I think it will be a noticeable difference on the streets of Montreal when you walk out and you see the white and green Téo taxis you know all through the downtown core,” said Geothink researcher Alexander Aylett, a professor and researcher at the Institut national de la recherche scientifique.You know we’re talking about a really large pool of electric vehicles. And the shift is an environmental one, but it’s also a social and a cultural one where people start to have direct experience with electric mobility. It will be really profound.”

Aylett noted that 40 percent of Montreal’s greenhouse gas (GHG) emissions derive from moving people and things around the city. Efforts to scale-up the ability of cities across Canada to manage and change truck, car, and train traffic is one of several goals city leaders across North America are pursuing, he added in a recent interview with Geothink.ca.

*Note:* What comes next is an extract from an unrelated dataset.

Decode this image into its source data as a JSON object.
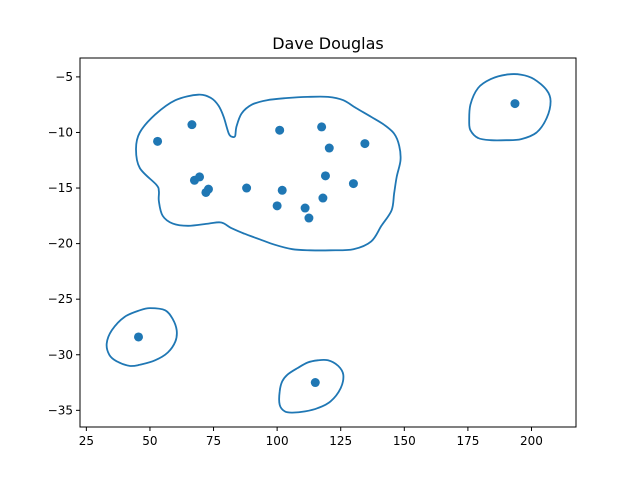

“So instead of just having one city that’s really strong in transit and another city that’s really strong in green buildings, we are seeing a shift—I think it’s a slow shift but I think we’re headed in that direction—where cities are approaching sustainability and trying be leaders in multiple sectors,” Aylett said. “So buildings, transit, energy—all of it.”

The City of the Future

City leaders around the world are aware that municipalities themselves only control a very small percent of the urban infrastructure that directly and indirectly can lead to environmental damage. Cities also cause environmental damages well beyond their geographic scope making it more difficult for them to reduce impacts. Consequently, solutions that rely on taxation or legislation may have limited ability to dramatically shift the myriad social behaviors tied to environmental issues like climate change.

Technology makes possible not only harnessing the individual abilities of citizens—think transit engineers, architects, and software developers—in networked communities but also new understandings of how urban systems impact local and international environmental problems.

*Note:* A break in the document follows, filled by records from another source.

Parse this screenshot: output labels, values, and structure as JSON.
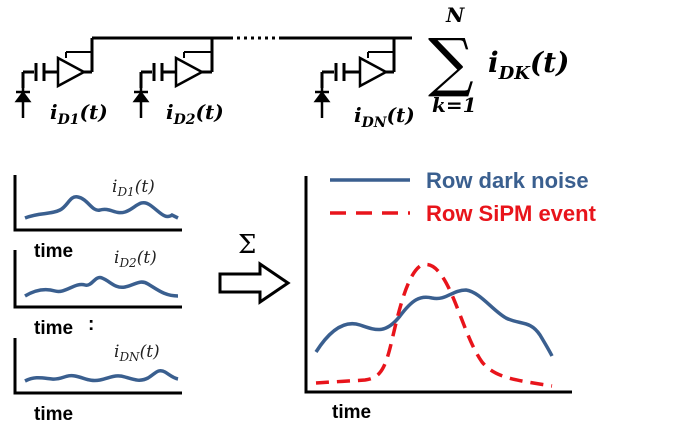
{
  "circuit": {
    "stage_labels": [
      {
        "main": "i",
        "sub": "D1",
        "tail": "(t)"
      },
      {
        "main": "i",
        "sub": "D2",
        "tail": "(t)"
      },
      {
        "main": "i",
        "sub": "DN",
        "tail": "(t)"
      }
    ],
    "sum": {
      "symbol": "∑",
      "upper": "N",
      "lower": "k=1",
      "term_main": "i",
      "term_sub": "DK",
      "term_tail": "(t)"
    }
  },
  "small_plots": [
    {
      "label_main": "i",
      "label_sub": "D1",
      "label_tail": "(t)",
      "xlabel": "time"
    },
    {
      "label_main": "i",
      "label_sub": "D2",
      "label_tail": "(t)",
      "xlabel": "time"
    },
    {
      "label_main": "i",
      "label_sub": "DN",
      "label_tail": "(t)",
      "xlabel": "time"
    }
  ],
  "ellipsis_colon": ":",
  "operator": {
    "symbol": "Σ"
  },
  "big_plot": {
    "xlabel": "time",
    "legend": [
      {
        "label": "Row dark noise",
        "color": "#3a5f8f",
        "style": "solid"
      },
      {
        "label": "Row SiPM event",
        "color": "#e8141b",
        "style": "dashed"
      }
    ]
  },
  "colors": {
    "trace": "#3a5f8f",
    "event": "#e8141b",
    "ink": "#000000"
  }
}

Take, for example, the urban heat island effect. Described by scientists, it concerns the process by which urban surfaces absorb more solar energy and re-admit it as thermal energy (primarily at night) than do surrounding non-paved areas. Better modelling of local and regional climatological processes using citizen sensors can allow cities to pin-point which neighbourhoods are most susceptible to this problem and plan strategically.

Technology may also one day revolutionize how environmental issues are managed locally. The release of open data on neighbourhood energy consumption, water use, and waste disposal make it possible for cities to work with the private sector, non-profits, and academics to better manage flows of materials, goods, and energy in urban areas. Researchers sometimes call such measurement work “urban metabolism.”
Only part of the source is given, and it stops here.